Topo

Rio tem previsão de chuva forte; temporal pode interromper buscas em Muzema

Mirthyani Bezerra

Do UOL, em São Paulo

14/04/2019 09h09Atualizada em 14/04/2019 12h23

A cidade do Rio de Janeiro tem previsão de chuva forte para a tarde de hoje, e o clima pode vir a atrapalhar o trabalho do Corpo de Bombeiros e da Defesa Civil do estado no terceiro dia de buscas por vítimas do desabamento de dois prédios na Muzema, comunidade localizada no bairro de Itanhangá, na zona oeste do Rio.

Segundo o Alerta Rio, o tempo ficará instável durante todo o domingo, com o aumento gradativo da nebulosidade culminando em pancadas de chuva moderada a forte à tarde, acompanhadas de raio e rajadas de vento.

Mais cedo, o Corpo de Bombeiros informou ao UOL que os trabalhos na Muzema continuam, mas que uma chuva muito forte pode sim fazer com que os trabalhos sejam interrompidos devido aos riscos de novos deslizamentos. Em nota divulgada ao meio-dia, a corporação afirmou que, "no momento, atua com o planejamento de ininterrupção das ações de socorro".

Quem mora em áreas com risco de deslizamento deve ficar atento ao plano de evacuação, alerta a Prefeitura do Rio de Janeiro. Alguns indicativos de risco podem ser:

  • aparecimento de fendas
  • depressões no terreno
  • rachaduras das paredes
  • inclinações de troncos de árvores e postes
  • surgimento de "minas d'água"

A intensidade das precipitações deve continuar moderada na segunda e terça-feira, segundo o Alerta Rio, e só diminuirá a partir de quarta-feira.

Desde 2011, a prefeitura conta com um sistema de alerta, que inclui sirenes para aviso das comunidades expostas a esses riscos. Quando os pluviômetros marcam determinado nível (que pode variar entre as regiões), o sinal sonoro é acionado e as pessoas precisam procurar por abrigos.

Na semana passada, no entanto, as sirenes não soaram no Morro da Babilônia, onde pessoas morreram por causa das fortes chuvas que atingiram a cidade.

Bombeiros fazem buscas

As equipes de resgate trabalham com a expectativa de que 15 pessoas ainda estejam sob os escombros dos prédios que desabaram. Ao todo, mais de cem bombeiros de diversos quartéis da cidade atuam no trabalho de buscas, com o apoio de cães farejadores, drone, helicópteros, ambulâncias e viaturas de recolhimento de corpos.

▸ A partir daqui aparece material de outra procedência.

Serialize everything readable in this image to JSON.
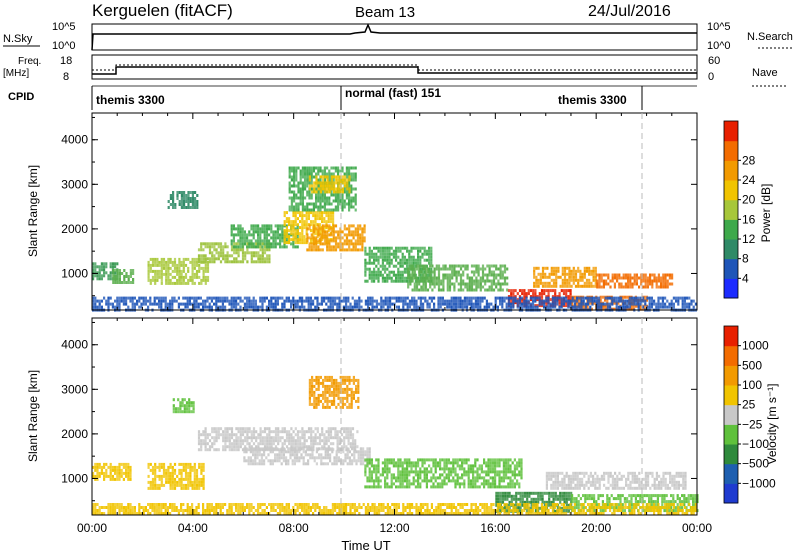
{
  "header": {
    "station": "Kerguelen (fitACF)",
    "beam": "Beam 13",
    "date": "24/Jul/2016"
  },
  "top_panels": {
    "nsky_label": "N.Sky",
    "nsky_ticks": [
      "10^5",
      "10^0"
    ],
    "nsearch_label": "N.Search",
    "nsearch_ticks": [
      "10^5",
      "10^0"
    ],
    "freq_label": "Freq.",
    "freq_unit": "[MHz]",
    "freq_ticks": [
      "18",
      "8"
    ],
    "nave_label": "Nave",
    "nave_ticks": [
      "60",
      "0"
    ],
    "cpid_label": "CPID",
    "cpid_segments": [
      "themis 3300",
      "normal (fast) 151",
      "themis 3300"
    ]
  },
  "chart_data": [
    {
      "type": "heatmap",
      "panel": "power",
      "ylabel": "Slant Range [km]",
      "yticks": [
        1000,
        2000,
        3000,
        4000
      ],
      "ylim": [
        180,
        4600
      ],
      "xlim_hours": [
        0,
        24
      ],
      "colorbar_label": "Power [dB]",
      "colorbar_ticks": [
        "4",
        "8",
        "12",
        "16",
        "20",
        "24",
        "28"
      ],
      "colorbar_colors": [
        "#1c2bff",
        "#1e55b8",
        "#2f8a67",
        "#3ea94b",
        "#a7c73a",
        "#f1c400",
        "#f29a00",
        "#f36c00",
        "#e82000"
      ],
      "echo_regions": [
        {
          "t0": 0.0,
          "t1": 1.0,
          "r0": 900,
          "r1": 1250,
          "color": "#3a9a55"
        },
        {
          "t0": 0.8,
          "t1": 1.6,
          "r0": 800,
          "r1": 1100,
          "color": "#5aae4c"
        },
        {
          "t0": 2.2,
          "t1": 4.6,
          "r0": 800,
          "r1": 1350,
          "color": "#a8c83a"
        },
        {
          "t0": 4.2,
          "t1": 7.0,
          "r0": 1250,
          "r1": 1700,
          "color": "#9cc23c"
        },
        {
          "t0": 5.5,
          "t1": 8.2,
          "r0": 1600,
          "r1": 2100,
          "color": "#3ea94b"
        },
        {
          "t0": 7.6,
          "t1": 9.6,
          "r0": 1700,
          "r1": 2400,
          "color": "#f1c400"
        },
        {
          "t0": 8.5,
          "t1": 10.8,
          "r0": 1500,
          "r1": 2100,
          "color": "#f29a00"
        },
        {
          "t0": 7.8,
          "t1": 10.5,
          "r0": 2400,
          "r1": 3400,
          "color": "#3ea94b"
        },
        {
          "t0": 8.6,
          "t1": 10.2,
          "r0": 2800,
          "r1": 3200,
          "color": "#f1c400"
        },
        {
          "t0": 3.0,
          "t1": 4.2,
          "r0": 2500,
          "r1": 2850,
          "color": "#2f8a67"
        },
        {
          "t0": 10.8,
          "t1": 13.5,
          "r0": 800,
          "r1": 1600,
          "color": "#3ea94b"
        },
        {
          "t0": 12.5,
          "t1": 16.5,
          "r0": 650,
          "r1": 1200,
          "color": "#5aae4c"
        },
        {
          "t0": 16.5,
          "t1": 19.0,
          "r0": 300,
          "r1": 650,
          "color": "#e82000"
        },
        {
          "t0": 19.0,
          "t1": 22.0,
          "r0": 200,
          "r1": 500,
          "color": "#f36c00"
        },
        {
          "t0": 17.5,
          "t1": 20.0,
          "r0": 700,
          "r1": 1150,
          "color": "#f29a00"
        },
        {
          "t0": 20.0,
          "t1": 23.0,
          "r0": 700,
          "r1": 1000,
          "color": "#f36c00"
        },
        {
          "t0": 0.0,
          "t1": 24.0,
          "r0": 200,
          "r1": 480,
          "color": "#1e55b8"
        }
      ]
    },
    {
      "type": "heatmap",
      "panel": "velocity",
      "ylabel": "Slant Range [km]",
      "yticks": [
        1000,
        2000,
        3000,
        4000
      ],
      "ylim": [
        180,
        4600
      ],
      "xlim_hours": [
        0,
        24
      ],
      "xticks": [
        "00:00",
        "04:00",
        "08:00",
        "12:00",
        "16:00",
        "20:00",
        "00:00"
      ],
      "xlabel": "Time UT",
      "colorbar_label": "Velocity [m s⁻¹]",
      "colorbar_ticks": [
        "1000",
        "500",
        "100",
        "25",
        "−25",
        "−100",
        "−500",
        "−1000"
      ],
      "colorbar_colors": [
        "#1f3bd0",
        "#1e5fb0",
        "#2f8a3c",
        "#5fc13c",
        "#c8c8c8",
        "#f1c400",
        "#f29a00",
        "#f36c00",
        "#e82000"
      ],
      "echo_regions": [
        {
          "t0": 0.0,
          "t1": 1.5,
          "r0": 950,
          "r1": 1350,
          "color": "#f1c400"
        },
        {
          "t0": 2.2,
          "t1": 4.4,
          "r0": 800,
          "r1": 1350,
          "color": "#f1c400"
        },
        {
          "t0": 4.2,
          "t1": 10.5,
          "r0": 1650,
          "r1": 2150,
          "color": "#c8c8c8"
        },
        {
          "t0": 6.0,
          "t1": 11.0,
          "r0": 1300,
          "r1": 1700,
          "color": "#c8c8c8"
        },
        {
          "t0": 8.6,
          "t1": 10.6,
          "r0": 2600,
          "r1": 3300,
          "color": "#f29a00"
        },
        {
          "t0": 3.2,
          "t1": 4.0,
          "r0": 2500,
          "r1": 2800,
          "color": "#5fc13c"
        },
        {
          "t0": 10.8,
          "t1": 17.0,
          "r0": 800,
          "r1": 1450,
          "color": "#5fc13c"
        },
        {
          "t0": 16.0,
          "t1": 19.0,
          "r0": 250,
          "r1": 700,
          "color": "#2f8a3c"
        },
        {
          "t0": 19.0,
          "t1": 24.0,
          "r0": 300,
          "r1": 650,
          "color": "#5fc13c"
        },
        {
          "t0": 18.0,
          "t1": 23.5,
          "r0": 750,
          "r1": 1150,
          "color": "#c8c8c8"
        },
        {
          "t0": 0.0,
          "t1": 24.0,
          "r0": 200,
          "r1": 450,
          "color": "#f1c400"
        }
      ]
    }
  ]
}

A última vítima encontrada foi uma criança, ainda não identificada, retirada sem vida dos escombros à noite, fazendo o número de mortos no desabamento subir para nove. Mais cedo, o corpo de uma mulher havia sido resgatado. A identidade das duas vítimas anda não foi divulgada.

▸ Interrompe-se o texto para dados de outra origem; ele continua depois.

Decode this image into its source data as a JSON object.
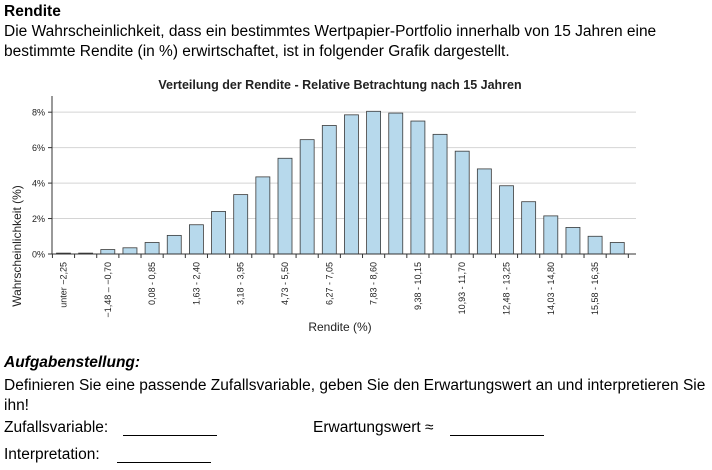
{
  "header": {
    "title": "Rendite",
    "intro": "Die Wahrscheinlichkeit, dass ein bestimmtes Wertpapier-Portfolio innerhalb von 15 Jahren eine bestimmte Rendite (in %) erwirtschaftet, ist in folgender Grafik dargestellt."
  },
  "chart_data": {
    "type": "bar",
    "title": "Verteilung der Rendite - Relative Betrachtung nach 15 Jahren",
    "xlabel": "Rendite (%)",
    "ylabel": "Wahrscheinlichkeit (%)",
    "ylim": [
      0,
      8.8
    ],
    "yticks": [
      "0%",
      "2%",
      "4%",
      "6%",
      "8%"
    ],
    "grid": true,
    "categories": [
      "unter −2,25",
      "",
      "−1,48 – −0,70",
      "",
      "0,08 - 0,85",
      "",
      "1,63 - 2,40",
      "",
      "3,18 - 3,95",
      "",
      "4,73 - 5,50",
      "",
      "6,27 - 7,05",
      "",
      "7,83 - 8,60",
      "",
      "9,38 - 10,15",
      "",
      "10,93 - 11,70",
      "",
      "12,48 - 13,25",
      "",
      "14,03 - 14,80",
      "",
      "15,58 - 16,35",
      ""
    ],
    "values": [
      0.05,
      0.05,
      0.25,
      0.35,
      0.65,
      1.05,
      1.65,
      2.4,
      3.35,
      4.35,
      5.4,
      6.45,
      7.25,
      7.85,
      8.05,
      7.95,
      7.5,
      6.75,
      5.8,
      4.8,
      3.85,
      2.95,
      2.15,
      1.5,
      1.0,
      0.65
    ],
    "bar_color": "#b7d9ec",
    "bar_stroke": "#3a3a3a",
    "grid_color": "#d4d4d4"
  },
  "task": {
    "heading": "Aufgabenstellung:",
    "text": "Definieren Sie eine passende Zufallsvariable, geben Sie den Erwartungswert an und interpretieren Sie ihn!",
    "zufallsvariable_label": "Zufallsvariable:",
    "erwartungswert_label": "Erwartungswert ≈",
    "interpretation_label": "Interpretation:"
  }
}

Dez pessoas foram retiradas do local com vida até a manhã de hoje.

Três prédios vizinhos foram interditados

Ontem pela manhã, moradores dos prédios vizinhos foram autorizados a entrar nos imóveis para retirarem seus pertences. Segundo relatos de moradores, as pessoas tiveram cinco minutos para reunir o que consideravam mais importante e deixar o edifício. Outros três prédios do mesmo condomínio onde os dois edifícios irregulares desabaram foram interditados pela prefeitura.

Segundo o prefeito do Rio, Marcelo Crivella (PRB), os dois prédios que desabaram também haviam sido interditados pelo executivo municipal, mas as determinações não foram respeitadas pelos responsáveis, e tanto as obras como a venda dos apartamentos continuaram acontecendo.

A Polícia Civil do Rio abriu uma investigação para apurar quem são os responsáveis pelo terreno no bairro da Muzema. Peritos também investigam quais os motivos para o desabamento. O caso está sob os cuidados da 16ª Delegacia Policial do Rio.